Assim, em meio a desilusões políticas, em partes o longa deixa de ser clichê por mostrar o desmistificado patriotismo do protagonista (sim, ele era um patriota fanático, e isso é usado como desculpa por parte dos que o contratam). Apresentando sua revolta, o protagonista se assemelha muito a outro personagem dos cinemas: Jason Bourne, de "A Identidade Bourne" e "A Supremacia Bourne". Assim como Bourne, Swagger vira um ser que age por si próprio, perseguido por autoridades, e não teme em quebrar a cara ou matar qualquer um que apareça em seu caminho, inclusive policiais, governantes, sejam armados ou não. Assim como Bourne, ele busca a justiça de alguma forma, busca a verdade, mas de acordo com a sua visão do que é correto, pouco se importando para autoridades. E essa personalidade de Swagger é muito bem representada por Wahlberg, que mantém uma cara de revolta durante quase toda a projeção, dando ao atirador não apenas um jeito de durão, mas de um típico anti-herói decepcionado com sua pátria. O momento final, quando ele enfim tem a chance de exprimir sua fúria contra os 'traidores', é realmente impressionante.

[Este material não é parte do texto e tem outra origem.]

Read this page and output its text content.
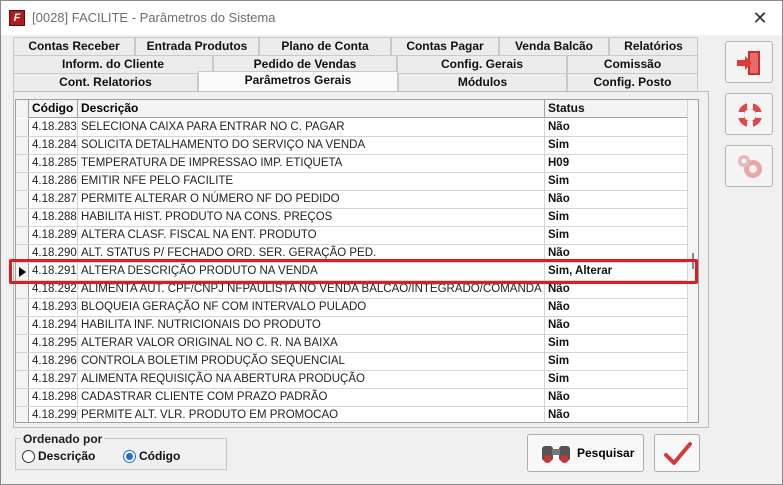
F [0028] FACILITE - Parâmetros do Sistema	✕
Contas Receber	Entrada Produtos	Plano de Conta	Contas Pagar	Venda Balcão	Relatórios
Inform. do Cliente	Pedido de Vendas	Config. Gerais	Comissão
Cont. Relatorios	Parâmetros Gerais	Módulos	Config. Posto
Código Descrição	Status
4.18.283 SELECIONA CAIXA PARA ENTRAR NO C. PAGAR	Não
4.18.284 SOLICITA DETALHAMENTO DO SERVIÇO NA VENDA	Sim
4.18.285 TEMPERATURA DE IMPRESSAO IMP. ETIQUETA	H09
4.18.286 EMITIR NFE PELO FACILITE	Sim
4.18.287 PERMITE ALTERAR O NÚMERO NF DO PEDIDO	Não
4.18.288 HABILITA HIST. PRODUTO NA CONS. PREÇOS	Sim
4.18.289 ALTERA CLASF. FISCAL NA ENT. PRODUTO	Sim
4.18.290 ALT. STATUS P/ FECHADO ORD. SER. GERAÇÃO PED.	Não
4.18.291 ALTERA DESCRIÇÃO PRODUTO NA VENDA	Sim, Alterar
4.18.292 ALIMENTA AUT. CPF/CNPJ NFPAULISTA NO VENDA BALCAO/INTEGRADO/COMANDA Não
4.18.293 BLOQUEIA GERAÇÃO NF COM INTERVALO PULADO	Não
4.18.294 HABILITA INF. NUTRICIONAIS DO PRODUTO	Não
4.18.295 ALTERAR VALOR ORIGINAL NO C. R. NA BAIXA	Sim
4.18.296 CONTROLA BOLETIM PRODUÇÃO SEQUENCIAL	Sim
4.18.297 ALIMENTA REQUISIÇÃO NA ABERTURA PRODUÇÃO	Sim
4.18.298 CADASTRAR CLIENTE COM PRAZO PADRÃO	Não
4.18.299 PERMITE ALT. VLR. PRODUTO EM PROMOCAO	Não
Ordenado por
Descrição	Código	Pesquisar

O filme tem seus muitos destaques, mas isso não o livra de ter diversos furos de roteiro, que por muitas vezes, chegam até a sobrepor as qualidades, deixando a impressão de ser mais um típico filme de ação 'Domingo Maior'. Afinal, como Nick, policial vivido por Michael Peña (muito correto por sinal, transmitindo bem a imagem do homem inexperiente, mas disposto a fazer um bom trabalho), sai impune quando Swagger é julgado, afinal, ele foi seu cúmplice o tempo todo? Além de o fato de Swagger ensinar Nick a se tornar um atirador de elite de qualidade em questão de minutos é duro de engolir. A presença da bela Sarah (vivida por Kate Mara) na trama para ajudar o protagonista é até entendível, mas induzir um possível caso entre eles, soa como uma desculpa para depois ela se tornar apenas a 'mocinha ameaçada'. Forçado demais.

Ainda não foi desta vez que o diretor Antoine Fuqua apresentou um trabalho a altura de seu "Dia de Treinamento", porém, se mostra bastante superior a bombas suas como "Rei Arthur" e "A Isca". Como diversão, "Atirador" é um prato cheio, e os fãs de filmes de ação certamente não terão do que reclamar. Pode-se considerar o filme como um Rambo menos anabolizado, e mais ainda, como um filme da franquia Bourne com um roteiro menos bem trabalhado. Só em ter a ousadia de chutar a hegemonia estadunidense já merece respeito.